I suspect that this problem exists with each and every linked list that the table[] elements point to. (i.e., if the hash value is the first letter of each word, the first word in the dictionary file for each letter fails to show up in the table array.)

It would have been helpful to see the declaration of table, but I'll assume that it's the standard array of pointers to nodes.

The problem is that an important step is missing from the code. Look at this from your code:

// if no elements at hcode, fill with n. else, attatch table[hcode] as next and slot n as table[hcode].
    if (table[hcode] == NULL)
    {
        table[hcode] = n;
    }

The problem is that table[] is not initialized. When an array of pointers is declared, the array elements are NOT set to null by default. Instead, they contain whatever garbage data was left in physical memory.

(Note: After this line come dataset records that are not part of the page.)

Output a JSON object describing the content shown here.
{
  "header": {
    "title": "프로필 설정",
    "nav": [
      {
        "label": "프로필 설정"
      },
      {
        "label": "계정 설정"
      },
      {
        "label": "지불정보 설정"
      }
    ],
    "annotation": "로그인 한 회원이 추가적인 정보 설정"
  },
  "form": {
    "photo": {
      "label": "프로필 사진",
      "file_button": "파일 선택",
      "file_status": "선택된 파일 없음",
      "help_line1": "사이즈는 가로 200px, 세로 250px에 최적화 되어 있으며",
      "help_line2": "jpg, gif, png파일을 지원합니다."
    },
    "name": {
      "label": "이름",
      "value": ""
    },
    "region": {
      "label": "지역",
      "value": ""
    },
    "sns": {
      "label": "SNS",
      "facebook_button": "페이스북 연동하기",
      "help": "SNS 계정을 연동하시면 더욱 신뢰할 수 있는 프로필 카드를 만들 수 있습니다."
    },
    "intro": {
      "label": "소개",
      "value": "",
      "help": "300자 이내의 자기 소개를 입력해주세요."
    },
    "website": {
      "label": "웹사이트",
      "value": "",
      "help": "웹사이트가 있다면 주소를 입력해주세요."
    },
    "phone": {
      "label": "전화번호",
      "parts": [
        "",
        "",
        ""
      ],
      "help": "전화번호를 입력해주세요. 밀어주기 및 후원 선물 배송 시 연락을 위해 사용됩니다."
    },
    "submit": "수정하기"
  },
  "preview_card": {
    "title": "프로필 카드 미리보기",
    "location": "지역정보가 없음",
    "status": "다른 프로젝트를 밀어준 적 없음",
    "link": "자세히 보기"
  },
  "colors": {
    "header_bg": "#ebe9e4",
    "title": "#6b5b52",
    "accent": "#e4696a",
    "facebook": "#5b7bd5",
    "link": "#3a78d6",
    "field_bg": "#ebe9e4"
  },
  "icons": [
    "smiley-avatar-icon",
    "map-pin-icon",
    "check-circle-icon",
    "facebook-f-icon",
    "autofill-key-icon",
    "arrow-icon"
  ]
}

Since this is NOT NULL, the if test fails and the code assumes that there's a node there already.

So, the code goes to the else block, gets n->next, which is NULL and puts it in as the new node at the front of the list. The next node to be added will see that the first node is null now, and will insert the second node as the first node in the list. From here on, everything works as it should.

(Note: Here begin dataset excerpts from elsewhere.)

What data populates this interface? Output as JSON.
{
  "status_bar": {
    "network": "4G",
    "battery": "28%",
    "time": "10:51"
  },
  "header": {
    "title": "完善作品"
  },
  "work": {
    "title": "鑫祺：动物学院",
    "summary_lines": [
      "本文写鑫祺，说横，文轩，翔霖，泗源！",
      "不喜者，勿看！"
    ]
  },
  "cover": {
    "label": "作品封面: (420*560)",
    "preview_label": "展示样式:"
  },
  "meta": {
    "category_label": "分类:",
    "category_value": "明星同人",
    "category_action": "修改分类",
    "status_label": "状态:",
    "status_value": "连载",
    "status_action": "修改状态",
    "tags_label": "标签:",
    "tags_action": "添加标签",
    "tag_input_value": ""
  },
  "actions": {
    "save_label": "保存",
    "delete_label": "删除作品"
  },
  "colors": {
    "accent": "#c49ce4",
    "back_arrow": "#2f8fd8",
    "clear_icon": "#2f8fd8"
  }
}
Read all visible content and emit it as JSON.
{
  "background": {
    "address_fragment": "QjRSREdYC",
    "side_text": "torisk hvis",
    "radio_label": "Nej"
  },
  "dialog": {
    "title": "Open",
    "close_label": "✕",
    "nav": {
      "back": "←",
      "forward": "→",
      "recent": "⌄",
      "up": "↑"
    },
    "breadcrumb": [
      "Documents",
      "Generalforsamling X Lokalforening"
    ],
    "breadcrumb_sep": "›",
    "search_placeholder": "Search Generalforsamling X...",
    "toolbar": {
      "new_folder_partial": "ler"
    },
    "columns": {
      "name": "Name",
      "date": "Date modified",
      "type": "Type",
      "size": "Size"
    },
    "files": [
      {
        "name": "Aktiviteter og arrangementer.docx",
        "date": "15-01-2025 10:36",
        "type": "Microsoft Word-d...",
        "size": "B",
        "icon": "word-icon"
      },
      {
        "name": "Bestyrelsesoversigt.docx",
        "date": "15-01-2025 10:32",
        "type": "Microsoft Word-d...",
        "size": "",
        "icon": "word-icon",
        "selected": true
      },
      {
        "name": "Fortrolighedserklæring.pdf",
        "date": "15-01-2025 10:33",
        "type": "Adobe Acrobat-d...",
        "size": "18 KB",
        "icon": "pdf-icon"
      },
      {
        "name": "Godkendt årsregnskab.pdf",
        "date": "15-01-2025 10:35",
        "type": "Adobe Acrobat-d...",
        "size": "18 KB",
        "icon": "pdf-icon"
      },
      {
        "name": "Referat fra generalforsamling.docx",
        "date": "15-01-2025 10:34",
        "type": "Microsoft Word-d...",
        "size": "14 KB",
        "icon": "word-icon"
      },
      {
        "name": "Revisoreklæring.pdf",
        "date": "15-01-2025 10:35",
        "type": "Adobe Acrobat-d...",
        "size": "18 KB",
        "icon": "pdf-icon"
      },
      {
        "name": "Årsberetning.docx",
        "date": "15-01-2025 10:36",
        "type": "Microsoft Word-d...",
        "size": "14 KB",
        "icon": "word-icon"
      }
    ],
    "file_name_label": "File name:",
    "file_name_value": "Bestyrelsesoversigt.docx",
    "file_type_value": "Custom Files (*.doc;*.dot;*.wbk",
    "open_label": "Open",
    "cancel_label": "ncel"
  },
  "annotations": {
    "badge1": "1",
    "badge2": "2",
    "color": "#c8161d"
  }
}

Simply put, every node in table MUST be set to NULL manually, using a for loop before table can be used and populated with live data.

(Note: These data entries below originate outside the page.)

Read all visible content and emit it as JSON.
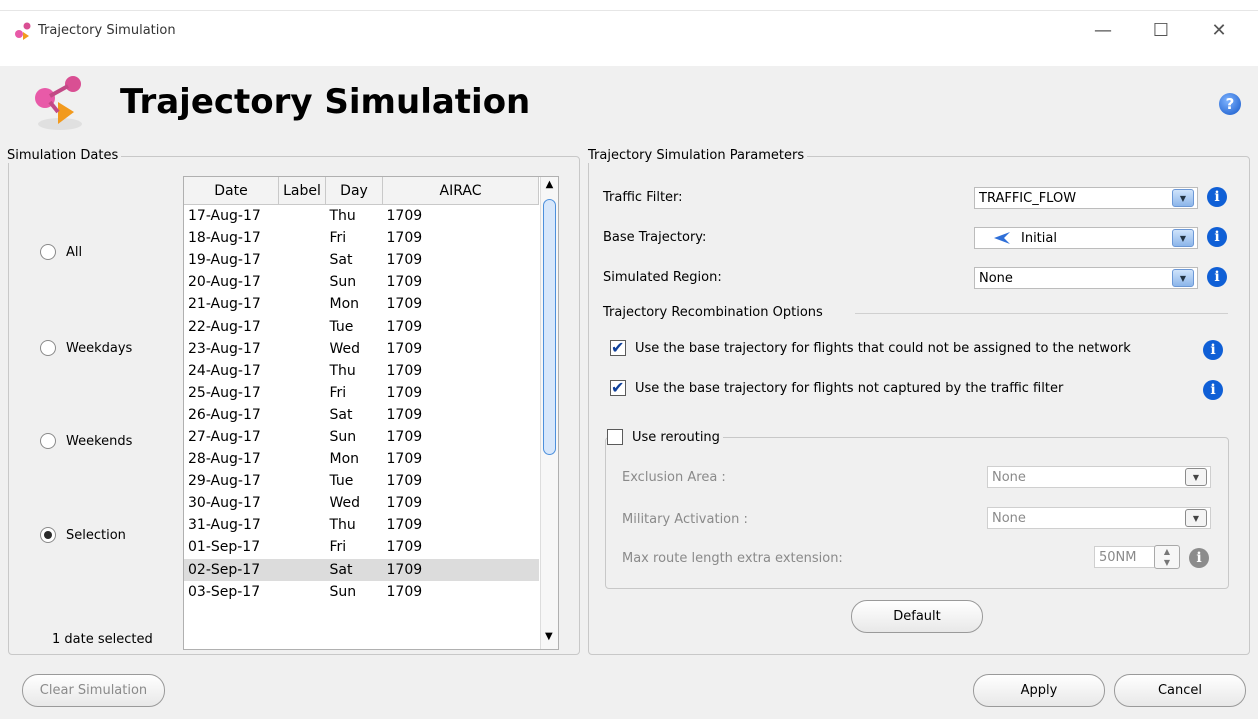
{
  "window": {
    "title": "Trajectory Simulation",
    "minimize": "—",
    "maximize": "☐",
    "close": "✕"
  },
  "header": {
    "title": "Trajectory Simulation",
    "help": "?"
  },
  "dates": {
    "group_label": "Simulation Dates",
    "options": [
      {
        "label": "All",
        "selected": false
      },
      {
        "label": "Weekdays",
        "selected": false
      },
      {
        "label": "Weekends",
        "selected": false
      },
      {
        "label": "Selection",
        "selected": true
      }
    ],
    "status": "1 date selected",
    "columns": [
      "Date",
      "Label",
      "Day",
      "AIRAC"
    ],
    "rows": [
      [
        "17-Aug-17",
        "",
        "Thu",
        "1709"
      ],
      [
        "18-Aug-17",
        "",
        "Fri",
        "1709"
      ],
      [
        "19-Aug-17",
        "",
        "Sat",
        "1709"
      ],
      [
        "20-Aug-17",
        "",
        "Sun",
        "1709"
      ],
      [
        "21-Aug-17",
        "",
        "Mon",
        "1709"
      ],
      [
        "22-Aug-17",
        "",
        "Tue",
        "1709"
      ],
      [
        "23-Aug-17",
        "",
        "Wed",
        "1709"
      ],
      [
        "24-Aug-17",
        "",
        "Thu",
        "1709"
      ],
      [
        "25-Aug-17",
        "",
        "Fri",
        "1709"
      ],
      [
        "26-Aug-17",
        "",
        "Sat",
        "1709"
      ],
      [
        "27-Aug-17",
        "",
        "Sun",
        "1709"
      ],
      [
        "28-Aug-17",
        "",
        "Mon",
        "1709"
      ],
      [
        "29-Aug-17",
        "",
        "Tue",
        "1709"
      ],
      [
        "30-Aug-17",
        "",
        "Wed",
        "1709"
      ],
      [
        "31-Aug-17",
        "",
        "Thu",
        "1709"
      ],
      [
        "01-Sep-17",
        "",
        "Fri",
        "1709"
      ],
      [
        "02-Sep-17",
        "",
        "Sat",
        "1709"
      ],
      [
        "03-Sep-17",
        "",
        "Sun",
        "1709"
      ]
    ],
    "selected_row": "02-Sep-17"
  },
  "params": {
    "group_label": "Trajectory Simulation Parameters",
    "traffic_filter_label": "Traffic Filter:",
    "traffic_filter_value": "TRAFFIC_FLOW",
    "base_trajectory_label": "Base Trajectory:",
    "base_trajectory_value": "Initial",
    "simulated_region_label": "Simulated Region:",
    "simulated_region_value": "None",
    "recombination_label": "Trajectory Recombination Options",
    "opt_network": "Use the base trajectory for flights that could not be assigned to the network",
    "opt_network_checked": true,
    "opt_filter": "Use the base trajectory for flights not captured by the traffic filter",
    "opt_filter_checked": true,
    "rerouting_label": "Use rerouting",
    "rerouting_checked": false,
    "exclusion_label": "Exclusion Area :",
    "exclusion_value": "None",
    "military_label": "Military Activation :",
    "military_value": "None",
    "max_route_label": "Max route length extra extension:",
    "max_route_value": "50NM",
    "default_button": "Default",
    "info_glyph": "i"
  },
  "footer": {
    "clear": "Clear Simulation",
    "apply": "Apply",
    "cancel": "Cancel"
  }
}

Best practice: Pointers of any type should ALWAYS be immediately manually initialized, no matter what, either with NULL or live data at the time of their creation, to prevent this exact issue.

If this answers your question, please click on the check mark to accept. Let's keep up on forum maintenance. ;-)

5
  • Thanks for checking this out! table[] is declared at the top of the file, but I see that it hasn't actually been initialized. What's strange is that this error does not occur for any other item that gets loaded into the hash table; it's only this instance of the loop that causes this bug, and a similar type of bug does not appear anywhere else in the table. That being said, I'll likely make the changes you're suggesting anyway, but it doesn't appear that this is the issue that's causing the bug, otherwise I would assume it would pop up in other spots on the table. Thanks for your suggestion!
    – Poptart
    Oct 6, 2023 at 1:26
  • 1
    @Poptart its undefined behavior anything can happen. some can work right others can not work right. making any other assumptions is not possible until you fix this error. This is an important lesson you need to learn now and remember. Undefined behavior means undefined behavior; anecdotal evidence that other things are working doesn't mean you are safe. It could fail now it could fail later. That's why undefined behavior and testing are so important in programming.
    – UpAndAdam
    Oct 6, 2023 at 15:08
  • I would extend your best practice not just to pointers but to any data type. In C you can not assume the value of any declared variable until it is assigned.
    – UpAndAdam
    Oct 6, 2023 at 15:15
  • @UpAndAdam, you're exactly correct about undefined behavior. It could happening the way they describe because "A" may be table[0] and has garbage data, but the rest of the table may be zeroed out because the memory space simply hasn't been used in a lightly active system. In a busy environment, the entire table could contain non-zero garbage data. This is the definition of undefined behavior.
    – Cliff B
    Oct 6, 2023 at 17:19
  • 1
    As for best practice, yes, it's always good to initialize all vars. I do. Not necessary for any var type that is known to be initialized by the system, but there are so many data types in C that aren't, I find it best to initialize everything. Unless you're doing something that requires every grain of efficiency you can squeeze out, It's best to initialize everything.